In other words, liberal fantasies about policing—basically, fewer police, doing less—are hitting the brick wall of crime.  To most Americans, it’s easy to have some sympathy for “criminal justice reform,” until, that is, they meet actual criminals; then, their enthusiasm tends to dwindle.

Even amidst the politically correct framing of the Post, the reality of crime-fear comes biting through: 

It has been less than a year since George Floyd was murdered by a police officer in Minneapolis, spawning a national movement to reimagine the American criminal justice system and end race-based abuses.
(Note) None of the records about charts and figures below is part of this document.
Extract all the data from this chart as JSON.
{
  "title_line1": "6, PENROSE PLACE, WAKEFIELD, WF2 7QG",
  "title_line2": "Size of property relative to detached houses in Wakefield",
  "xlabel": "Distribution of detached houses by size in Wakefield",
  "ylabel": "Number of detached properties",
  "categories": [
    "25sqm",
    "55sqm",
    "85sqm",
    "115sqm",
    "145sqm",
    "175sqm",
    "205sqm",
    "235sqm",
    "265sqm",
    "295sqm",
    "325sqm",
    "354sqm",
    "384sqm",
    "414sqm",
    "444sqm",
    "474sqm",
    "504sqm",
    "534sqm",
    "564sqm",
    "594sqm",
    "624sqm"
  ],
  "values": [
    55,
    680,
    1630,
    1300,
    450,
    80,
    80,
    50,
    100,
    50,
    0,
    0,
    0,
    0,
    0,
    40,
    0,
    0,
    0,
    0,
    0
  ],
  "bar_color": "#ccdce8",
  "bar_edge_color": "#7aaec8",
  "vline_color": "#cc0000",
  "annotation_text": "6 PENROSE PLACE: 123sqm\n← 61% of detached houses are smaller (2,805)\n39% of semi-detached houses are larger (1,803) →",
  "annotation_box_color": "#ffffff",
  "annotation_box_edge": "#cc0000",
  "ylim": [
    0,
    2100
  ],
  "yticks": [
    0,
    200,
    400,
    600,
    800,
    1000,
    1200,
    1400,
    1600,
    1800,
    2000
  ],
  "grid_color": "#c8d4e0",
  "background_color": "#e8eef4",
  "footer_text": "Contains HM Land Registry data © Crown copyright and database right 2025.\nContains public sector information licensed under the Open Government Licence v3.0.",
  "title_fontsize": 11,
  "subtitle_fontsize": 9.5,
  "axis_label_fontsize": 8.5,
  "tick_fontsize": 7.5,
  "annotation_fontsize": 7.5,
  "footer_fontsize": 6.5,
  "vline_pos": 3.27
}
Yet with shootings spiking in cities nationwide . . . there are growing signs that the thirst for change is being blunted by fears of runaway crime. [emphasis added] 

In other words, defunding the police is a lot less popular, now, than up-funding the police.  And as the article further notes, progressive prosecutors—some of them funded by George Soros—are now on the defensive.  

Indeed, even New York City, where Donald Trump won just 11 percent of the vote last year, is turning hawkish. The front-runner in the Democratic primary for mayor is Eric Adams, a Black man and a 22-year veteran of the NYPD, who says, “Violent crime is the number one issue.  People want to be safe.”  

Okay, so that’s a local election, far from the Biden White House.  And yet voter discontent is loud enough to already be setting off tremors, such that even the MSM is noticing.  Hence this May 18 headline in the London-based Financial Times: “America’s urban crime wave threatens Biden.” In the words of reporter Edward Luce, “Liberals will take most of the blame if such trends persist. Biden would be unlikely to escape the backlash.”  And on May 21, an arch wokester, Ezra Klein, founder of the ultra-left Vox, now at The New York Times, tweeted out a long thread that began:

Violent crime is spiking. Homicides in cities were up by 25-40 percent in 2020, the largest single-year increase since 1960. And 2021 isn’t looking any better. This is a crisis on its own terms. But it’s also a crisis for the broader liberal project in two downstream ways.

And then Klein proceeded to outline the ways that liberalism on crime hurt both people of color and the Democratic Party.  So we can see: Not even a year after the death of George Floyd, the woke left is in full retreat.

Next, on May 24, the New York Times offered this headline: “A Year After George Floyd: Pressure to Add Police Amid Rising Crime.”  As the story explained:

A year after streets echoed with calls to “defund” law enforcement and city leaders embraced the message by agreeing to take $150 million away from the Los Angeles Police Department, or about 8 percent of the department’s budget, the city last week agreed to increase the police budget to allow the department to hire about 250 officers. The increase essentially restores the cuts that followed the protests.

In other words, the whole “defund the police” movement was a blip.  Indeed, as Breitbart News has reported, support for Black lives Matter is now back down to where it was in 2019.

These headlines and data points are warnings to the Democrats, the party in power: Heed them, or you’ll lose your power.  And without a doubt, the old Joe Biden would have been heeded these warnings, and been ready to go full hawk, just as he did with that tough 1994 crime bill.  

But that was 27 years ago.  Does the new Biden—actually, the much older Biden—have the same sensitive finger on the voters’ pulse?   Is he awake enough to override the wokesters in his administration?  

As of now, those are unknown unknowns. All we do know is the fate of Jimmy Carter, that proto-Joe Biden.